Without a doubt, the last five years of my life have been stressful. From the moment I conceived our second child, she had problems; therefore, I had stress. I’ve never been what you would call a calm person, so an added layer of stress in my life has had some detrimental effects.

After Rachel was born, I noticed my decreasing lack of ability to function. Where once I’d kept a neat home and stayed up late to finish projects, I now craved sleep and felt overwhelmed by simple household tasks. Plus, our second child hardly ever slept, so I was sleep deprived. Sometime after Rachel’s diagnosis of severe autism, I developed chronic muscle and joint pain. At first, I noticed it when I was tired, but as the years went on, pain became my constant companion. Sometimes even walking became too difficult, and forget opening jars or bottles. My hands just wouldn’t work right.

I suffered and tried to live with it for a long time, but the pain became unbearable. I finally gave up and went to the doctor. He told me what I’d been dreading. He thought I needed to take an antidepressant. I must stress that I’ve never seen anything wrong with people taking many types of medication, as long as it wasn’t me. For one, I didn’t want to be tied to something that would require taking it daily. I also feared it would change me, that I wouldn’t be me anymore, and I wouldn’t be able to find the creative side of myself. Yet, the pain was so terrible I decided I had nothing to lose.

My first foray into the world of antidepressant medications didn’t go so well. I didn’t feel much pain, but that was because I didn’t feel much of anything. I sat on the couch and stared at the wall a lot, when I wasn’t sleeping. It was exactly what I feared. I called the doctor and they prescribed me a different medicine and told me to at least try it for a month before quitting. As much as I hated the idea, I tried again.

The first few weeks were difficult. I had an incredible urge to nap all the time, and I felt quite apathetic. I even lost sight of the creative person inside of me. I couldn’t bring myself to turn on my computer because I feared I had nothing to say. Yet, the last few weeks have been incredibly stressful, with problems at Rachel’s school and many sleepless nights. I have hardly lost my temper.

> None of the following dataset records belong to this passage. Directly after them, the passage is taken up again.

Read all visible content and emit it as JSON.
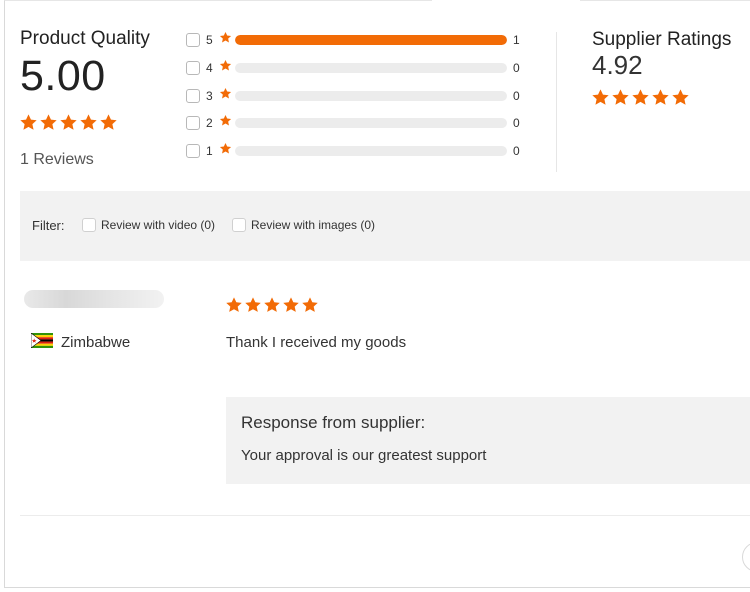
{
  "product_quality": {
    "title": "Product Quality",
    "score": "5.00",
    "stars": 5,
    "reviews_label": "1 Reviews"
  },
  "distribution": [
    {
      "stars": "5",
      "count": "1",
      "fraction": 1.0
    },
    {
      "stars": "4",
      "count": "0",
      "fraction": 0
    },
    {
      "stars": "3",
      "count": "0",
      "fraction": 0
    },
    {
      "stars": "2",
      "count": "0",
      "fraction": 0
    },
    {
      "stars": "1",
      "count": "0",
      "fraction": 0
    }
  ],
  "supplier": {
    "title": "Supplier Ratings",
    "score": "4.92",
    "stars": 5
  },
  "filter": {
    "label": "Filter:",
    "options": [
      "Review with video (0)",
      "Review with images (0)"
    ]
  },
  "review": {
    "country": "Zimbabwe",
    "stars": 5,
    "text": "Thank I received my goods",
    "response_title": "Response from supplier:",
    "response_text": "Your approval is our greatest support"
  },
  "colors": {
    "accent": "#f26b06",
    "bar_bg": "#ececec",
    "panel_bg": "#f2f2f2"
  },
  "icons": [
    "star-icon",
    "checkbox-icon",
    "zimbabwe-flag-icon"
  ]
}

I’ve been able to discipline with a calm, loving heart, I’ve handled the situations thrown at me, and most of all, I’m not curling into a ball and crying at bedtime because my body hurts so much. I’ve even gone for a few jogs with the kids. Yesterday I turned on my computer and found that the creative side of me still exists, it’s just that I’m not having to use it as an escape any longer.

I still don’t know what is the root cause of my issues. Maybe it’s depression, maybe it’s fibromyalgia, maybe it’s both. The treatment path for both issues seems to be quite similar, so at this point I’m not too worried about it. I’m glad I sought help. I’m thankful I feel better. I’m happy I’m starting to be able to deal with more issues head-on rather than just wishing they would go away.

I am not alone.

Neither are you – seek help my friend.

God is our refuge and strength, an ever-present help in trouble.